Reynie blinked slowly, all to aware that Kate's face was only inches from his own for the second time that morning and that their noses were touching.

"I'm fine," Kate squirmed slightly and Reynie rolled off of her, giving her room to sit up.

"Sorry."

" 'S kay."

They sat in silence for a minute. Outside, the golden light of morning started to shine in ernest, dumping it's flaxen rays through the windows and onto the carpet and two flustered adolescents.

"So, you were lonely."

"Yeah."

"Why?"

Kate shrugged and folded her arms over her chest. "I just was, okay?"

Unnerved by the searching look Reynie was giving her, Kate ducked her head and stared at the intricately embroidered carpet.
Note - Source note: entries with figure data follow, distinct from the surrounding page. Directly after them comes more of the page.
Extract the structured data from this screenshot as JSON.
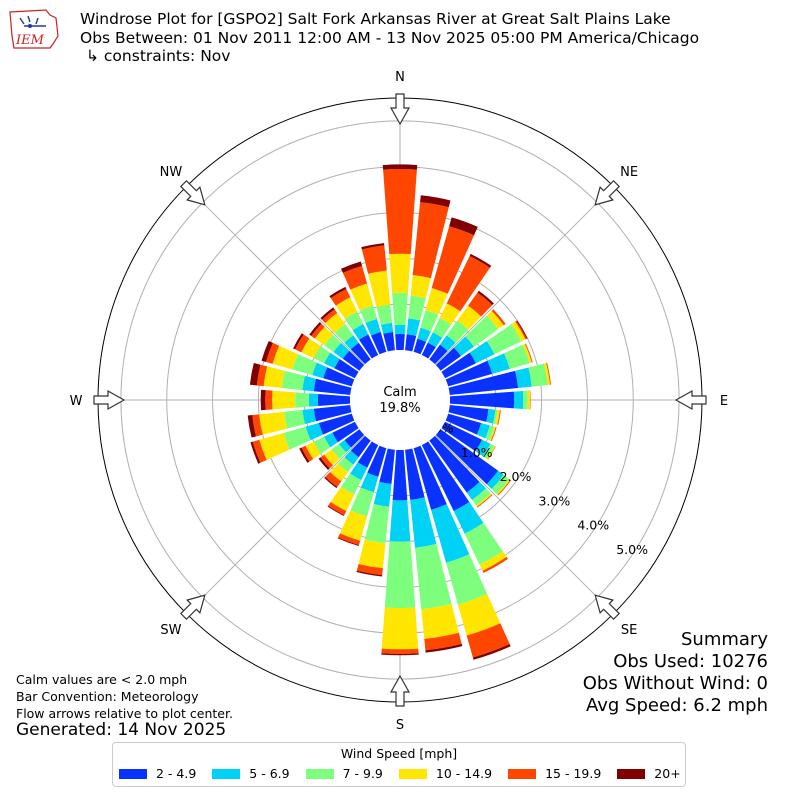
{
  "header": {
    "logo_text": "IEM",
    "title_line1": "Windrose Plot for [GSPO2] Salt Fork Arkansas River at Great Salt Plains Lake",
    "title_line2": "Obs Between: 01 Nov 2011 12:00 AM - 13 Nov 2025 05:00 PM America/Chicago",
    "title_line3": "↳ constraints: Nov"
  },
  "chart_data": {
    "type": "windrose",
    "direction_labels": [
      "N",
      "NE",
      "E",
      "SE",
      "S",
      "SW",
      "W",
      "NW"
    ],
    "calm_label": "Calm",
    "calm_value": "19.8%",
    "radial_ticks": [
      "0.0%",
      "1.0%",
      "2.0%",
      "3.0%",
      "4.0%",
      "5.0%"
    ],
    "radial_max_percent": 5.5,
    "directions_deg": [
      0,
      10,
      20,
      30,
      40,
      50,
      60,
      70,
      80,
      90,
      100,
      110,
      120,
      130,
      140,
      150,
      160,
      170,
      180,
      190,
      200,
      210,
      220,
      230,
      240,
      250,
      260,
      270,
      280,
      290,
      300,
      310,
      320,
      330,
      340,
      350
    ],
    "cumulative_percent": [
      [
        0.35,
        0.55,
        1.25,
        2.1,
        3.95,
        4.05
      ],
      [
        0.35,
        0.7,
        1.2,
        1.65,
        3.25,
        3.4
      ],
      [
        0.3,
        0.55,
        0.95,
        1.45,
        2.85,
        3.05
      ],
      [
        0.3,
        0.55,
        0.9,
        1.25,
        2.4,
        2.45
      ],
      [
        0.4,
        0.65,
        1.05,
        1.45,
        1.8,
        1.85
      ],
      [
        0.55,
        0.9,
        1.55,
        1.7,
        1.75,
        1.75
      ],
      [
        0.75,
        1.2,
        1.85,
        1.95,
        1.98,
        2.0
      ],
      [
        1.0,
        1.4,
        1.85,
        1.9,
        1.92,
        1.92
      ],
      [
        1.5,
        1.8,
        2.15,
        2.2,
        2.22,
        2.22
      ],
      [
        1.4,
        1.6,
        1.7,
        1.75,
        1.76,
        1.76
      ],
      [
        0.85,
        1.0,
        1.05,
        1.1,
        1.12,
        1.12
      ],
      [
        0.75,
        0.95,
        1.05,
        1.08,
        1.1,
        1.1
      ],
      [
        0.9,
        1.1,
        1.2,
        1.22,
        1.23,
        1.23
      ],
      [
        1.55,
        1.7,
        1.85,
        1.88,
        1.9,
        1.9
      ],
      [
        1.4,
        1.6,
        1.75,
        1.78,
        1.8,
        1.8
      ],
      [
        1.6,
        2.15,
        2.9,
        3.05,
        3.1,
        3.1
      ],
      [
        1.4,
        2.6,
        3.55,
        4.25,
        4.75,
        4.8
      ],
      [
        1.1,
        2.15,
        3.5,
        4.15,
        4.4,
        4.45
      ],
      [
        1.1,
        2.0,
        3.45,
        4.35,
        4.45,
        4.48
      ],
      [
        0.75,
        1.25,
        2.05,
        2.6,
        2.75,
        2.78
      ],
      [
        0.65,
        1.0,
        1.55,
        2.1,
        2.2,
        2.22
      ],
      [
        0.55,
        0.85,
        1.2,
        1.6,
        1.7,
        1.72
      ],
      [
        0.45,
        0.65,
        0.85,
        1.1,
        1.25,
        1.28
      ],
      [
        0.4,
        0.55,
        0.75,
        0.95,
        1.05,
        1.1
      ],
      [
        0.55,
        0.75,
        1.0,
        1.2,
        1.3,
        1.35
      ],
      [
        0.75,
        1.05,
        1.55,
        2.1,
        2.25,
        2.3
      ],
      [
        0.8,
        1.05,
        1.45,
        2.0,
        2.15,
        2.25
      ],
      [
        0.7,
        0.9,
        1.2,
        1.7,
        1.85,
        1.95
      ],
      [
        0.8,
        1.05,
        1.5,
        1.9,
        2.05,
        2.2
      ],
      [
        0.65,
        0.9,
        1.35,
        1.8,
        1.95,
        2.05
      ],
      [
        0.5,
        0.75,
        1.0,
        1.3,
        1.45,
        1.5
      ],
      [
        0.45,
        0.7,
        0.95,
        1.2,
        1.3,
        1.35
      ],
      [
        0.45,
        0.65,
        0.95,
        1.25,
        1.35,
        1.4
      ],
      [
        0.5,
        0.75,
        1.05,
        1.4,
        1.6,
        1.65
      ],
      [
        0.45,
        0.75,
        1.05,
        1.55,
        1.95,
        2.05
      ],
      [
        0.4,
        0.6,
        1.0,
        1.75,
        2.3,
        2.35
      ]
    ],
    "legend": {
      "title": "Wind Speed [mph]",
      "bins": [
        {
          "label": "2 - 4.9",
          "color": "#0a32ff"
        },
        {
          "label": "5 - 6.9",
          "color": "#00d2f5"
        },
        {
          "label": "7 - 9.9",
          "color": "#7dff7d"
        },
        {
          "label": "10 - 14.9",
          "color": "#ffe600"
        },
        {
          "label": "15 - 19.9",
          "color": "#ff4600"
        },
        {
          "label": "20+",
          "color": "#800000"
        }
      ]
    }
  },
  "notes": {
    "line1": "Calm values are < 2.0 mph",
    "line2": "Bar Convention: Meteorology",
    "line3": "Flow arrows relative to plot center.",
    "generated": "Generated: 14 Nov 2025"
  },
  "summary": {
    "title": "Summary",
    "obs_used": "Obs Used: 10276",
    "obs_without_wind": "Obs Without Wind: 0",
    "avg_speed": "Avg Speed: 6.2 mph"
  }
}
The details were so precise, the pattern exactly the same each row, the treads used so well that you could see the individual fibers inside the bigger picture.

"You weren't just lonely, were you?" Reynie had noticed her subdued expression and pressed on, a tint of worry laced through his soft voice.

Kate racked her head for something to tell him that would throw him off his interrogation of her private life--granted, wake him up and getting into his bed at two in the morning did sort of give him the right to question her.

"Did something frighten you?" Reynie asked benevolently, reaching the two feet over to Kate and placing his hand gently on her shoulder.

On impulse--she always had been the impulsive one--Kate cut Reynie off mid-question by crashing her lips against his, efficiently cutting off both his sympathetic lecture on fears and hopefully his thought process.

The rough kiss had only lasted about five seconds however, when something fell to the ground with a thud and a voice both children knew all to well broke the morning's sheet of silence.

"Reynard Muldoon, what the hell do you think you're doing to my daughter?!"